Praktijk

CIG Ten Anker en partners, een nest rond een nest!

Het CIG Ten Anker kent binnen zijn erkenning de opdracht begeleiding en verblijf te bieden aan ouders, al dan niet alleenstaand, hun kinderen en aanstaande ouders, van wie de gezinscohesie, de zorg voor de komende generatie en de maatschappelijke integratie in het gedrang komt of reeds verstoord is. Bij alle gezinnen aangemeld in het CIG, zijn er problemen op méér dan twee levensdomeinen.
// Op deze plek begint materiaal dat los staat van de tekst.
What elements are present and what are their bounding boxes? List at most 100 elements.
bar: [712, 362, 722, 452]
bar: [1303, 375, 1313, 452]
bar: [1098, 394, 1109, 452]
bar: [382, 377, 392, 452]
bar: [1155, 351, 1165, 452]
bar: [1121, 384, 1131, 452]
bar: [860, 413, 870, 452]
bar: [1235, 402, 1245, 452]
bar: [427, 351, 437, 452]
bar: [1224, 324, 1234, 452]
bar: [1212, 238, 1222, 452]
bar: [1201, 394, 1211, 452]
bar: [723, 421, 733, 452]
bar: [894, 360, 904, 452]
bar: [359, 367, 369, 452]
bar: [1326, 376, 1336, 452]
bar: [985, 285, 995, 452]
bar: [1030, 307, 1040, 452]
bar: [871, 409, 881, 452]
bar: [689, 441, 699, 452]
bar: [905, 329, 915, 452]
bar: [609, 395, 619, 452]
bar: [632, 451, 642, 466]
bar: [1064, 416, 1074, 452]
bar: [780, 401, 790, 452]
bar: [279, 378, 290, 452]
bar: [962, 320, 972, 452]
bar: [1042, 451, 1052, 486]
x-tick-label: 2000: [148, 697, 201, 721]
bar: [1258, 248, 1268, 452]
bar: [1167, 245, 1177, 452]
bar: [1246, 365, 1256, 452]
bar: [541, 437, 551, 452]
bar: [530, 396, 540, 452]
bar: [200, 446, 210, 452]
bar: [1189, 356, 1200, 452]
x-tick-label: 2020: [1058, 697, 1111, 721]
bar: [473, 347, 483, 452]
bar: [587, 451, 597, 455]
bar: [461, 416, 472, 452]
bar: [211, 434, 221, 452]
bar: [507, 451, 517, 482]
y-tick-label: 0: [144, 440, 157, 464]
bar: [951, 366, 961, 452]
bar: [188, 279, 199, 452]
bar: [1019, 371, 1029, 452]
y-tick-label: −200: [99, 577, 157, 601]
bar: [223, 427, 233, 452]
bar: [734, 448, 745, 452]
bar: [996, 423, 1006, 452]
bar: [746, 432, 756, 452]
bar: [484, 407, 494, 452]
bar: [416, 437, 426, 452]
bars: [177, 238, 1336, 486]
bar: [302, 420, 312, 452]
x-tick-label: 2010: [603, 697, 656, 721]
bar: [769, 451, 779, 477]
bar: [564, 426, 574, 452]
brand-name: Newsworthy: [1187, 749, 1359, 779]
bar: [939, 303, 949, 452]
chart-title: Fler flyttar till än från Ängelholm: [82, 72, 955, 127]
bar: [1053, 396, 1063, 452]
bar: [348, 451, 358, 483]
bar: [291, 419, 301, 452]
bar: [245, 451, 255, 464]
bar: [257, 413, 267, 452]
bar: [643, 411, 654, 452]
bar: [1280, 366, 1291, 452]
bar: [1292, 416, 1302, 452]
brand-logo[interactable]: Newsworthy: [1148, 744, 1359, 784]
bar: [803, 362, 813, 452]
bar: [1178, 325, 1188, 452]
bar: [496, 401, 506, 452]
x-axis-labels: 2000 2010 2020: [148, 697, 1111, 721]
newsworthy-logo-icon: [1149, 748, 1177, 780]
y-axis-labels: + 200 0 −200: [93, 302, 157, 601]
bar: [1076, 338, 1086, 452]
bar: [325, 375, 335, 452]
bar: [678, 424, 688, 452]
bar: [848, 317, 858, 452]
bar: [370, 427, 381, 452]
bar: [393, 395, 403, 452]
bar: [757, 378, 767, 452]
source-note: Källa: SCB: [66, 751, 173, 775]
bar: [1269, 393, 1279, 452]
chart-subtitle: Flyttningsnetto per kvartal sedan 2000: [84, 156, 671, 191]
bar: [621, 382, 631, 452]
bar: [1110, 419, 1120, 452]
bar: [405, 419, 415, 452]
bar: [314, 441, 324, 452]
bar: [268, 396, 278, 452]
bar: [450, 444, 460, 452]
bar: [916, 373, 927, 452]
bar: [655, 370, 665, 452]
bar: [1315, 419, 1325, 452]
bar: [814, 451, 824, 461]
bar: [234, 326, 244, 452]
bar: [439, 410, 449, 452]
Tellen we daar de verhoogde chronische stress die deze problemen met zich meebrengt binnen het gezin bovenop en we kunnen concluderen dat de ‘grijze’ zone van het relationeel en pedagogisch grensoverschrijdend gedrag tussen ouder en kind waarbinnen het CIG opereert, een constante monitoring en bij schakeling van zijn hulpverlening vraagt.

Doel

Voor de organisaties:

De keuze voor een rechtstreeks toegankelijk, hybride aanbod waarin de werkvormen van de partners flexibel én op maat van de gezinnen ingezet worden. We spreken over het realiseren van een vloeiend continuüm tussen het preventief, mobiel, ambulant en residentieel aanbod met als doel de complexe realiteit van gezinnen met jonge kinderen adequater aan te pakken en de ontwikkelingskansen van kinderen en hun gezin maximaal te realiseren binnen het duurzaam en haalbaar ouderschap, in welke vorm dan ook.

Voor de gezinnen:

  • binnen de veiligheid van het partnerschap, waar taxatie – indicatie en aanbod wordt gedeeld
  • binnen de veiligheid van de leefgroepen, waar aanwezigheid en nabijheid emotionele en fysieke veiligheid garanderen
  • binnen de complementariteit van visies, waar een pleeggezin, een infant groep, een veiligheidsplan SOS, het klimaat creëert waar IMH- behandeling, traumatherapie…kan worden toegepast. Waar afspraken worden gemaakt om een veilige omgeving te garanderen. Waar de veiligheid de ruimte geeft aan onder andere IMH om verdiepend aan ouderschap te werken.
  • samen werken aan risico gestuurde hulp, waar hieronder geschetste ouderproblematieken geen tegenindicatie zijn maar de intrinsieke motivatie voor verandering primair is. Waar in partnerschap en vertrouwen gewerkt wordt aan de risico’s in relatie tot het haalbaar ouderschap.
  • in de hoop te komen tot herstel -voor kind, ouder en ouder-kind relatie- binnen de Eerste Duizend Dagen

Doelgroep

Jonge kinderen (-9 maand tot 5 jaar) en ouder(s) met de vragen: ‘wat betekent het om kind te zijn van deze ouder?’ en ‘Wat betekent het om ouder(s) te zijn van dit kind?.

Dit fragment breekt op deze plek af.